I lay in bed last night, looking out over the neighborhood roofs, catching an occasional glimpse of the city fireworks display alongside the cove. And I was thinking, drowsily, about Fourth of Julys in the Pennsylvania mountains, when my great-aunt Louise would make my mother mad by blasting Roman candles off the hillside; when my sister and I drank grape soda all day long; when our very best entertainment was six or eight elderly siblings trying to outdo each other with innuendo tales of romance and dog racing; when my granny stood silent and alone against the screen door, wearing her filthy housedress, a Lucky Strike poised in her thin and elegant hand; those days when my parents were the bewildered young folks, harassed and uptight; when my sister and I were the wild raccoon babies wrestling in the grass.
That was fifty years ago, but its vibrancy marked me forever. I was a member of the clan.
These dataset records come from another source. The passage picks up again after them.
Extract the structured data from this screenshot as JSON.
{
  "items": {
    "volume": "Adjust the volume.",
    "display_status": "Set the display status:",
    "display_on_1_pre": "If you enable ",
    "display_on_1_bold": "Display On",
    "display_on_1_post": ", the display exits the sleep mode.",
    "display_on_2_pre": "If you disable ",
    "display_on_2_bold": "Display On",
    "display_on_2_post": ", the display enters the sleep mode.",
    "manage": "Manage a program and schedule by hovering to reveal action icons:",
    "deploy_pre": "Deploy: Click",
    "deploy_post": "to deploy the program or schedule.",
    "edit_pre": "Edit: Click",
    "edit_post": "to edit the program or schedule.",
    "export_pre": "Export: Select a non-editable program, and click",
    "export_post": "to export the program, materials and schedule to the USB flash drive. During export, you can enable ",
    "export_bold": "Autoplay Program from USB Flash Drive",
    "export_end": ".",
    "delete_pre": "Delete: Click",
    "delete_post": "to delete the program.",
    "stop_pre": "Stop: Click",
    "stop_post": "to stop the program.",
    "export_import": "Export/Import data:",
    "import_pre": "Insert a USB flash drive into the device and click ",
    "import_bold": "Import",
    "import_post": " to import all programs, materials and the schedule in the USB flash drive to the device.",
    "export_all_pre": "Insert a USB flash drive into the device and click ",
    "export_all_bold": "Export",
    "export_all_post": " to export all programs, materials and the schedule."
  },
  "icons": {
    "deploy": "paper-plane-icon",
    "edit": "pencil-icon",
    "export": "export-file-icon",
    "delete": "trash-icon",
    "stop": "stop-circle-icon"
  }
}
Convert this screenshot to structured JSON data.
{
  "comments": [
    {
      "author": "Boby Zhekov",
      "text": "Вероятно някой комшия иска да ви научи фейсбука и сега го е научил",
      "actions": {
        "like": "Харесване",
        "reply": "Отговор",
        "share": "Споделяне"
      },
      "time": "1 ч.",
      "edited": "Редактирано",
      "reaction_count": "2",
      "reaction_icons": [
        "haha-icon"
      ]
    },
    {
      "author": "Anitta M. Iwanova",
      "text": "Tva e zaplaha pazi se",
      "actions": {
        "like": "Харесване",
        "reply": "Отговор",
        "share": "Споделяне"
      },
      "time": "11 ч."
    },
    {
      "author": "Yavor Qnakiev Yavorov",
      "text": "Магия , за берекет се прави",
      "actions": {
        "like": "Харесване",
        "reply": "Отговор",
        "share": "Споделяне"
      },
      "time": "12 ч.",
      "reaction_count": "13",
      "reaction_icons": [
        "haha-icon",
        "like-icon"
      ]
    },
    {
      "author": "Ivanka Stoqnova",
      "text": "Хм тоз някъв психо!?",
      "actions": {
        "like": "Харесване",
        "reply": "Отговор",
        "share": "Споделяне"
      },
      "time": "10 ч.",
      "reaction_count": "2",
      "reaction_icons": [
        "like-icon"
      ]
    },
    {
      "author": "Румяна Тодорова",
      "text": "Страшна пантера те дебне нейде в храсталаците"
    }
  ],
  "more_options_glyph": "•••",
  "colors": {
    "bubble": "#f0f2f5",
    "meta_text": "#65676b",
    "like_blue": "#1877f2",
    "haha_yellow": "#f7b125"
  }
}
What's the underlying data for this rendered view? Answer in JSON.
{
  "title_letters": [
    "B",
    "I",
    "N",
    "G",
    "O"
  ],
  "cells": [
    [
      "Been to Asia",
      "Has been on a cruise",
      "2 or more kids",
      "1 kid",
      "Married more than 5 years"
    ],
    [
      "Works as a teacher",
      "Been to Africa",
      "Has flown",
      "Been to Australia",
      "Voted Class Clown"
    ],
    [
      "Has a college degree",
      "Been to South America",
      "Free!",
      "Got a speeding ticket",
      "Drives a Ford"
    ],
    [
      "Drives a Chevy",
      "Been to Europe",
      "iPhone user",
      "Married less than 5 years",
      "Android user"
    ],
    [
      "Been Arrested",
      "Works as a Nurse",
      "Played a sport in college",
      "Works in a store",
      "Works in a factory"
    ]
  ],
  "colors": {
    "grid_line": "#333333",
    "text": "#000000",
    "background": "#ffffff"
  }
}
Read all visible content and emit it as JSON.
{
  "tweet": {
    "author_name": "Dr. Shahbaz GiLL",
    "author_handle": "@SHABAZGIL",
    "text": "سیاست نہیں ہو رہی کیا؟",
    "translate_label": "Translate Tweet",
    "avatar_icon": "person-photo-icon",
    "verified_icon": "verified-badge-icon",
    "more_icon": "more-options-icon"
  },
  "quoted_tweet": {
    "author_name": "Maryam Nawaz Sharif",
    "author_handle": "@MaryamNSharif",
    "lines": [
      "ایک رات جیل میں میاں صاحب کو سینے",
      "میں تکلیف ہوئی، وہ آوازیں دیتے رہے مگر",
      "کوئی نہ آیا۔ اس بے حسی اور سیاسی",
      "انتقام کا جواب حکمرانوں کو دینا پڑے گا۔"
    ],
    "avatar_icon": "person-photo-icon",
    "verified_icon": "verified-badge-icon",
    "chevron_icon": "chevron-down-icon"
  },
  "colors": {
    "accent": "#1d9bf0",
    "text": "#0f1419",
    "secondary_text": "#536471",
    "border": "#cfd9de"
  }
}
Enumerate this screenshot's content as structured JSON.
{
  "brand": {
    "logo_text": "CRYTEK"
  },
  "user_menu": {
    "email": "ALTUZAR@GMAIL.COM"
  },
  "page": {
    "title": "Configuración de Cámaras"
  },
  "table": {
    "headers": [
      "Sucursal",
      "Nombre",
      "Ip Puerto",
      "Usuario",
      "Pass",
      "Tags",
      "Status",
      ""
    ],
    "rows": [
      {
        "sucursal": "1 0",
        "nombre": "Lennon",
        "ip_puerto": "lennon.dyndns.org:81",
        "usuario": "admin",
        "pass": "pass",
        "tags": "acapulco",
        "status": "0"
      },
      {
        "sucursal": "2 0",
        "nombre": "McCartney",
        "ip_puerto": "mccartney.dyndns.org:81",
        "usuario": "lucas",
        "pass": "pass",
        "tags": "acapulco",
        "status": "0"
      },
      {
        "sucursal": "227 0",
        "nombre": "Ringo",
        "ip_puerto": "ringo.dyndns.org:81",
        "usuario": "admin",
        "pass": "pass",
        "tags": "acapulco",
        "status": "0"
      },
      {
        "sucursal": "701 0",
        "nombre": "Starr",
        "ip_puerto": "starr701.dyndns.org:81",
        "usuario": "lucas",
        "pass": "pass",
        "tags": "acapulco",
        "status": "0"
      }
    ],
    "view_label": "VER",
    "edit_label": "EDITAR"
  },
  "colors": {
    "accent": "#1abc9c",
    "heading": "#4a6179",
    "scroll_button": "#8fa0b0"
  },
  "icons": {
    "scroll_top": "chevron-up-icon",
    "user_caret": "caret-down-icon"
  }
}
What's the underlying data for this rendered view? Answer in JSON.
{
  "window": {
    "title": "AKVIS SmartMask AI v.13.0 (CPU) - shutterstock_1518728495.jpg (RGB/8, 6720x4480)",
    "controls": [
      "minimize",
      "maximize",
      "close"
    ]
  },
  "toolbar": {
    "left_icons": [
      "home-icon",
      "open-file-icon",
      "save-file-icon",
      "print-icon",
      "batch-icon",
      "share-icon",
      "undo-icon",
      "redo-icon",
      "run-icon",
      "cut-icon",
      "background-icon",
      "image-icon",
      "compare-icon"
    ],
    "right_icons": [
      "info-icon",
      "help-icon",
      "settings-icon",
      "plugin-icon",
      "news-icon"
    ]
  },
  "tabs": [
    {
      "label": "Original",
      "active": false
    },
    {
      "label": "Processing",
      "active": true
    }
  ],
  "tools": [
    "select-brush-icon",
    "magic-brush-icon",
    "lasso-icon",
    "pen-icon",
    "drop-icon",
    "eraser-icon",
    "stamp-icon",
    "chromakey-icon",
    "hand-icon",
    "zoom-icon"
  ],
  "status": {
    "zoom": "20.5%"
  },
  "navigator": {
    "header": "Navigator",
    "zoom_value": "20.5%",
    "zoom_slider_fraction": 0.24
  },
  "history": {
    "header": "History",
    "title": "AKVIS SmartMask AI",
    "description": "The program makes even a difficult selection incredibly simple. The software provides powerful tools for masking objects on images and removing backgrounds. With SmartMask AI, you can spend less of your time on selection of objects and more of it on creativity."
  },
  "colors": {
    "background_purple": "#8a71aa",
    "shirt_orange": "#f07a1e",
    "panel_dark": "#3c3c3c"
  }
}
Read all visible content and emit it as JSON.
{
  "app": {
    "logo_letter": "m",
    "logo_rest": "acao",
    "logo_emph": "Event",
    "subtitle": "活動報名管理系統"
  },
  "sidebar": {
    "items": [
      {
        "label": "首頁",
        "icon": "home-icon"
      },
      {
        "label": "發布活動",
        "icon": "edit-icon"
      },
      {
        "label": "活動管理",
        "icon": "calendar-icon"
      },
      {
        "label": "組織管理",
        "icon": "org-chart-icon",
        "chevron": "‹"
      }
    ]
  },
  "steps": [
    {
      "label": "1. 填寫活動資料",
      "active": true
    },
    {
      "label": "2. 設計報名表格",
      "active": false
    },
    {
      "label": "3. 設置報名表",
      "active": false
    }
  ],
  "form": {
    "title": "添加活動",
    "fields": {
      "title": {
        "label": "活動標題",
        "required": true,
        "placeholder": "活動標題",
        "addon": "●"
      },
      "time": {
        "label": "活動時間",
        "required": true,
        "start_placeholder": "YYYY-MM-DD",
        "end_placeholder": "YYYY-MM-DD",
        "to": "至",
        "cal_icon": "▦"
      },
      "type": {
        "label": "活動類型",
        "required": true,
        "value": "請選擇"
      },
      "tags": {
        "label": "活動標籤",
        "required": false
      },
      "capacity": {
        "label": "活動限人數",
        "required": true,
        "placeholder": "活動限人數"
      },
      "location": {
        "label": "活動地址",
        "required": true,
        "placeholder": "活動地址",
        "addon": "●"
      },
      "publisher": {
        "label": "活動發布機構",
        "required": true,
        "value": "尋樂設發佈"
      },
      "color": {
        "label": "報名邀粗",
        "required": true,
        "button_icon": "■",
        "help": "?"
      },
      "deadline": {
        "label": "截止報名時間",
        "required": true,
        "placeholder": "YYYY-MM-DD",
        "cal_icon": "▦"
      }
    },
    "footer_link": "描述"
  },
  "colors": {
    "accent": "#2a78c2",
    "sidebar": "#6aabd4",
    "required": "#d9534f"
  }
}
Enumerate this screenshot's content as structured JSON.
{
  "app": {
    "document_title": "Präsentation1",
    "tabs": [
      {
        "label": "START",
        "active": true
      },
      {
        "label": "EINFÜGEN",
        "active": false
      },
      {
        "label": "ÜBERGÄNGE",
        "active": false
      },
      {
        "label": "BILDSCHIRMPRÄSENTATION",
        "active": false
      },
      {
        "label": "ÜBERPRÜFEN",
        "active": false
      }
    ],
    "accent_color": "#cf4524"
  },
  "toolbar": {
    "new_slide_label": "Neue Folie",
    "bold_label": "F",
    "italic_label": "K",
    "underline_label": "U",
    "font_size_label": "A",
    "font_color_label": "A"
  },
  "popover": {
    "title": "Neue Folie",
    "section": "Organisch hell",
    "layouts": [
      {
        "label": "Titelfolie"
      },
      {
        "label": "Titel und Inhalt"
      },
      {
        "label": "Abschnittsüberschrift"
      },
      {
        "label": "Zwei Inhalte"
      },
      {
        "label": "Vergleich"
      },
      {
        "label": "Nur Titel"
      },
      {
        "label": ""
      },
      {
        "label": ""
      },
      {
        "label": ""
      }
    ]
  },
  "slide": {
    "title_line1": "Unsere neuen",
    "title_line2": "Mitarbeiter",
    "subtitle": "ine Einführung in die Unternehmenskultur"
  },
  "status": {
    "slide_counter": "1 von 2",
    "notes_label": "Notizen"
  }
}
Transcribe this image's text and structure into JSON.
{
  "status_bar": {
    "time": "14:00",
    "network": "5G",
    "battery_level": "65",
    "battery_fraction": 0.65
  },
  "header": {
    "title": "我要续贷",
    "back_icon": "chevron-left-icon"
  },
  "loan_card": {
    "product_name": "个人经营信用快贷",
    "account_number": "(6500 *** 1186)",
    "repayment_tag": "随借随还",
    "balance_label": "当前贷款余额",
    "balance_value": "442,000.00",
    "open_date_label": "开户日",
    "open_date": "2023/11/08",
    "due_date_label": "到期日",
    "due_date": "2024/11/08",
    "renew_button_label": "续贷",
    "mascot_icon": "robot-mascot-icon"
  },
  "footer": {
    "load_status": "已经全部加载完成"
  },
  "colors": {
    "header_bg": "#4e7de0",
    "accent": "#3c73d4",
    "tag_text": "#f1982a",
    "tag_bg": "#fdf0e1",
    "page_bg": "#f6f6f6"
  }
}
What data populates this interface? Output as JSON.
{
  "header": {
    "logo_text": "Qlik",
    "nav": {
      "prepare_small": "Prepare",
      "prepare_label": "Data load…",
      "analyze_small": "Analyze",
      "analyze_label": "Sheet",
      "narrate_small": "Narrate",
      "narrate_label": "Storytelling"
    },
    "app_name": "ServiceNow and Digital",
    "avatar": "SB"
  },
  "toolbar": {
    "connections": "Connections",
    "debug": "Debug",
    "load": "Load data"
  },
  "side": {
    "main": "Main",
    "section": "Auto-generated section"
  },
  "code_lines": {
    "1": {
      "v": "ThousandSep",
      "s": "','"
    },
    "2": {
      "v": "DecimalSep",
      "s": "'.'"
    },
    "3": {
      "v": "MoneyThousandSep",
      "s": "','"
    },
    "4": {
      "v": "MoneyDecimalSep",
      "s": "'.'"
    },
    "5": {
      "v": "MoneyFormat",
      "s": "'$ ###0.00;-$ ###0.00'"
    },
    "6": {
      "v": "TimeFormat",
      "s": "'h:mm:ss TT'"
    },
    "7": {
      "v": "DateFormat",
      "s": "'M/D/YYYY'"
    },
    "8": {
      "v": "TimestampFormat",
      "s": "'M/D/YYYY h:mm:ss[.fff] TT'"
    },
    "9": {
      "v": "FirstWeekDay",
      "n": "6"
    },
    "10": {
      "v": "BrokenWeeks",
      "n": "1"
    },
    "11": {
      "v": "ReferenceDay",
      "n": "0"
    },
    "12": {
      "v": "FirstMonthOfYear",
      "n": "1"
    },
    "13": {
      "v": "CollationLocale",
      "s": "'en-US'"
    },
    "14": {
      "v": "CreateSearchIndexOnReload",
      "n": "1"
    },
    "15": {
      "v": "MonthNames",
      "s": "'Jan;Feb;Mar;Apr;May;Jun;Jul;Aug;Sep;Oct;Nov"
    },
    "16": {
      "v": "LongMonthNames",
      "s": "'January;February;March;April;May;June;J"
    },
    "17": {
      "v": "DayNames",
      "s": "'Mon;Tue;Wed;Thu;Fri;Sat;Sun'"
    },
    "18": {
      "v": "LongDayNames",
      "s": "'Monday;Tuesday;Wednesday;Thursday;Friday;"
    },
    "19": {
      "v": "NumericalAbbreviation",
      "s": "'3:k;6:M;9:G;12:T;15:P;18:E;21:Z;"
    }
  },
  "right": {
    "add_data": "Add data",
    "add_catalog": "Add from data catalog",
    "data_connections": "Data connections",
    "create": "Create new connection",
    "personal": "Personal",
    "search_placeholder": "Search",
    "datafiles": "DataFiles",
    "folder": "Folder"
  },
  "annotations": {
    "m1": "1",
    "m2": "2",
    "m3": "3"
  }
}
Unlike my parents, who were struggling hard between their poor roots and their professional aspirations, I whole-heartedly loved the place and my place in it. I was a child then, and of course as I aged my links became more uneasy. But for a long time Scottdale, Pennsylvania, was my Eden . . . a tumbledown, rusted-out, foul-smelling paradise, a place where books meant nothing, where cows and dogs meant everything, where machines had loud and simple lives and the gritty odor of coal colored the cool mornings, where we joyfully pitched garbage into a quarry.
My sister and I will be the last to remember this life. Our children never saw the place or met the dingbat great-aunts and -uncles; sweet and steady Grandpop; crazy, theatrical, sad, terrifying Granny. They never knew their own grandparents as young adults: so strong and struggling, so embarrassed by their own past.
So, Fourth of July. Independence Day. I lift the memory of a can of Miller High Life, slowly sipped by an old man wearing a white t-shirt and green work pants. My grandpop is a handsome man, not tall, balding now, but still with the arched nose and deep-set eyes of a movie idol. He is sitting on the grassy hillside behind his farmhouse, and we are watching the lightning bugs. The hill is dotted with old men, his brothers and brothers-in-law. They all dress like him; they all sit in the grass, even big Uncle Melvin the butcher. There are no mosquitoes; why were there never any mosquitoes? The old ladies have bad feet and girdles: they fill up the chairs . . . these old ladies the men married, or didn't marry; their sisters, their long-ago teenage hookups, all somehow blended into this odd and elastic clan. My granny stays in the house, watching. My father lies in the grass too, pretending to be an old man. My mother hovers between house and hill, uneasy about everything, but especially those Roman candles. And my sister and I, the only children, the future . . . running barefoot until dark.
2 comments:
This is elegiac. And it made me sad and wistful for a place and a past I didn't have, but feels familiar.
"What did I know, what did I know/ of love's austere and lonely offices?"
HUgs.
C
Carlene expressed my thoughts perfectly (but much more beautifully than I would have)!